Cuma sebagai orang yang akan mati, ada petaruh yang akan saya tinggalkan, harap tuan-tuan paparkan setelah saya mati!
Wahai orang Athene semuanya! Bilamana putera-puteraku dewasa kelak, bila tuan-tuan lihat anak-anak itu tidak mengacuhkan kebenaran, tidak berjalan yang lurus dalam hidup mereka, lebih dipengaruhi oleh harta benda dari mengejar keutamaan budi, hendaklah tuan-tuan siksa mereka, sebagai saya tuan-tuan siksa ini. Jika mereka menjadi sombong, mereka sangka diri mereka berharga.
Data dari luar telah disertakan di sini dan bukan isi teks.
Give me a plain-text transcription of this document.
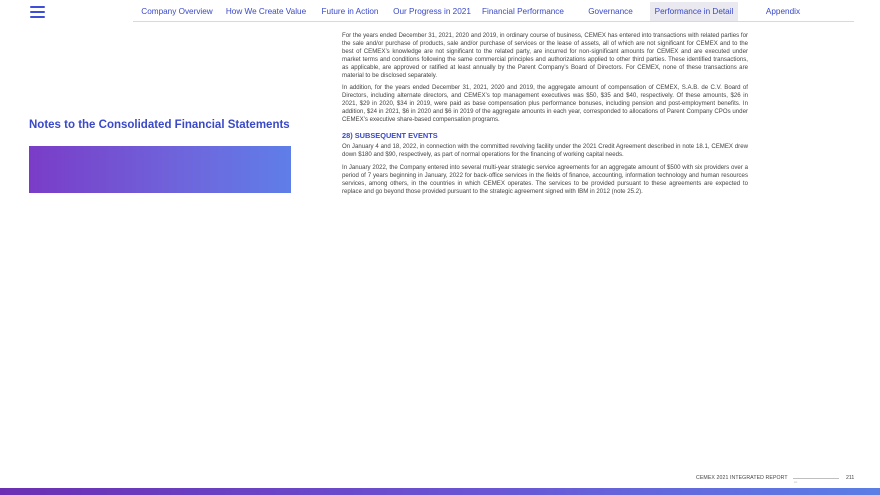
Company Overview	How We Create Value	Future in Action	Our Progress in 2021	Financial Performance	Governance	Performance in Detail	Appendix
Notes to the Consolidated Financial Statements

For the years ended December 31, 2021, 2020 and 2019, in ordinary course of business, CEMEX has entered into transactions with related parties for the sale and/or purchase of products, sale and/or purchase of services or the lease of assets, all of which are not significant for CEMEX and to the best of CEMEX’s knowledge are not significant to the related party, are incurred for non-significant amounts for CEMEX and are executed under market terms and conditions following the same commercial principles and authorizations applied to other third parties. These identified transactions, as applicable, are approved or ratified at least annually by the Parent Company’s Board of Directors. For CEMEX, none of these transactions are material to be disclosed separately.

In addition, for the years ended December 31, 2021, 2020 and 2019, the aggregate amount of compensation of CEMEX, S.A.B. de C.V. Board of Directors, including alternate directors, and CEMEX’s top management executives was $50, $35 and $40, respectively. Of these amounts, $26 in 2021, $29 in 2020, $34 in 2019, were paid as base compensation plus performance bonuses, including pension and post-employment benefits. In addition, $24 in 2021, $6 in 2020 and $6 in 2019 of the aggregate amounts in each year, corresponded to allocations of Parent Company CPOs under CEMEX’s executive share-based compensation programs.

28) SUBSEQUENT EVENTS

On January 4 and 18, 2022, in connection with the committed revolving facility under the 2021 Credit Agreement described in note 18.1, CEMEX drew down $180 and $90, respectively, as part of normal operations for the financing of working capital needs.

In January 2022, the Company entered into several multi-year strategic service agreements for an aggregate amount of $500 with six providers over a period of 7 years beginning in January, 2022 for back-office services in the fields of finance, accounting, information technology and human resources services, among others, in the countries in which CEMEX operates. The services to be provided pursuant to these agreements are expected to replace and go beyond those provided pursuant to the strategic agreement signed with IBM in 2012 (note 25.2).

CEMEX 2021 INTEGRATED REPORT
▪▪▪
211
Padahal tidak ada harga mereka sepeser juga., maka azablah mereka sebagai tuan-tuan mengazab saya ini. Kalau petaruh ini tuan-tuan jalankan, barulah tuan bernama adil terhadap diriku dan anak-anakku.
Sekarang, sekarang telah dekat saat perpisahan. Hendaklah kita memilih jalannya masing-masing. Saya menuju maut, tuan-tuan menuju hidup. Tetapi siapakah yang sebenar-benarnya bahagia lantaran menempuh jalan masing-masing itu di antara kita? Hanya Allah Yang Maha Esa yang lebih tahu.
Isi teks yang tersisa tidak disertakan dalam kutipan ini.